HOHHOT - Appeals by nine illegal financiers against their jail sentences have failed, after a court announced Wednesday, 13 months after their billionaire boss burnt himself to death in the northern Inner Mongolia autonomous region, that it has upheld the original decision.
In January, 11 employees of Baotou Huilong Trading Co Ltd, were given sentences from one to seven years for illegal financing of up to 2.22 billion yuan ($353 million) by the People's Court in Jiuyuan district of Baotou city, where the company was based.
Nine of them filed appeals, which were recently heard at the Baotou Intermediate People's Court, said an official with the court.
Jin Libin, born in 1967, late chairman of the company, set himself on fire in a car on April 13 last year. Subsequent investigations showed the company was 943 million yuan in debt when he killed himself.

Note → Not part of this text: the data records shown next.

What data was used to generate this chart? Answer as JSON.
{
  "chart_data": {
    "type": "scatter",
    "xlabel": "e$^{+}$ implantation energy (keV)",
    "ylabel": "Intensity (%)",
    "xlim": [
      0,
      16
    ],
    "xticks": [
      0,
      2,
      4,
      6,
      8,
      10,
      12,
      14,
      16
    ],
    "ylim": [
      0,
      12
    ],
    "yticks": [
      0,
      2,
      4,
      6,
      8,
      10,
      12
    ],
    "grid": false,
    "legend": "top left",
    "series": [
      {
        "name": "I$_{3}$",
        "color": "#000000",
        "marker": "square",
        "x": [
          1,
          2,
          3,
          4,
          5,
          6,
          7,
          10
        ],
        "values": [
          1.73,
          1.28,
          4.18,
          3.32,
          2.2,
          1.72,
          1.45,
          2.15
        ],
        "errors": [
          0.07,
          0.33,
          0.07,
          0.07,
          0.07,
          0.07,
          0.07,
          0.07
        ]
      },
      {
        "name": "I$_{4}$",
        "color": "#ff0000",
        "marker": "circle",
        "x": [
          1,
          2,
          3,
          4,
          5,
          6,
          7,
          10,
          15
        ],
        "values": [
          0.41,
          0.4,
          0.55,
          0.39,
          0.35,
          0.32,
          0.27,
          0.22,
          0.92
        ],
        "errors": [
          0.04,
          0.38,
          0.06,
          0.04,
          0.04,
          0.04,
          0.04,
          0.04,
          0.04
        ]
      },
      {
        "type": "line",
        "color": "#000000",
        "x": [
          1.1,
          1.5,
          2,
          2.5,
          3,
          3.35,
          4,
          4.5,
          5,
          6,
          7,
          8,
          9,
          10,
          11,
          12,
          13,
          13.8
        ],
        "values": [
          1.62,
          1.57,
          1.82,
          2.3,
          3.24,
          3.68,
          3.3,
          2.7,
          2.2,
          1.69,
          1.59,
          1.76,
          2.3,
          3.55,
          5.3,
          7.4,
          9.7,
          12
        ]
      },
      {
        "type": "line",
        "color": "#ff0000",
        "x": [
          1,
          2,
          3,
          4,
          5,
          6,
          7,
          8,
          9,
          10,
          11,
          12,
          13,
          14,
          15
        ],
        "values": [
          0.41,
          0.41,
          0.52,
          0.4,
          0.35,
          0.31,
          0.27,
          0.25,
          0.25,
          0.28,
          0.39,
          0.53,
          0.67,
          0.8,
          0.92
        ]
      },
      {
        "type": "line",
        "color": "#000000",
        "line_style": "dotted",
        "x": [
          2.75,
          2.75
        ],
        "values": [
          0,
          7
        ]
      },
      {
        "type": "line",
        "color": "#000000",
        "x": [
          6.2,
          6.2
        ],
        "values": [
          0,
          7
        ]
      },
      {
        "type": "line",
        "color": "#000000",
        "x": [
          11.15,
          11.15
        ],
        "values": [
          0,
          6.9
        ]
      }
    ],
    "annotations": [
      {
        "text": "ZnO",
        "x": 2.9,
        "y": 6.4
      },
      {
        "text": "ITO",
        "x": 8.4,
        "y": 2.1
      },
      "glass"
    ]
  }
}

Police later found Jin's company had raised 2.22 billion yuan from the public and took 217 million yuan in bank loans from June 2004 to April 2011.
The company initially could make ends meet, but later, in order to polish its image and go public, it borrowed continuously and thus became shackled with huge interest repayments.
At January's trial, the company was fined 500,000 yuan. Most defendants also received fines ranging from 80,000 to 20,000 yuan.
Criminal trials concerning the company and its employees have come to an end but there are still 300 civil cases, including debt disputes, awaiting trial, according to the court official.
The company's property will later be assessed and auctioned off, the official added.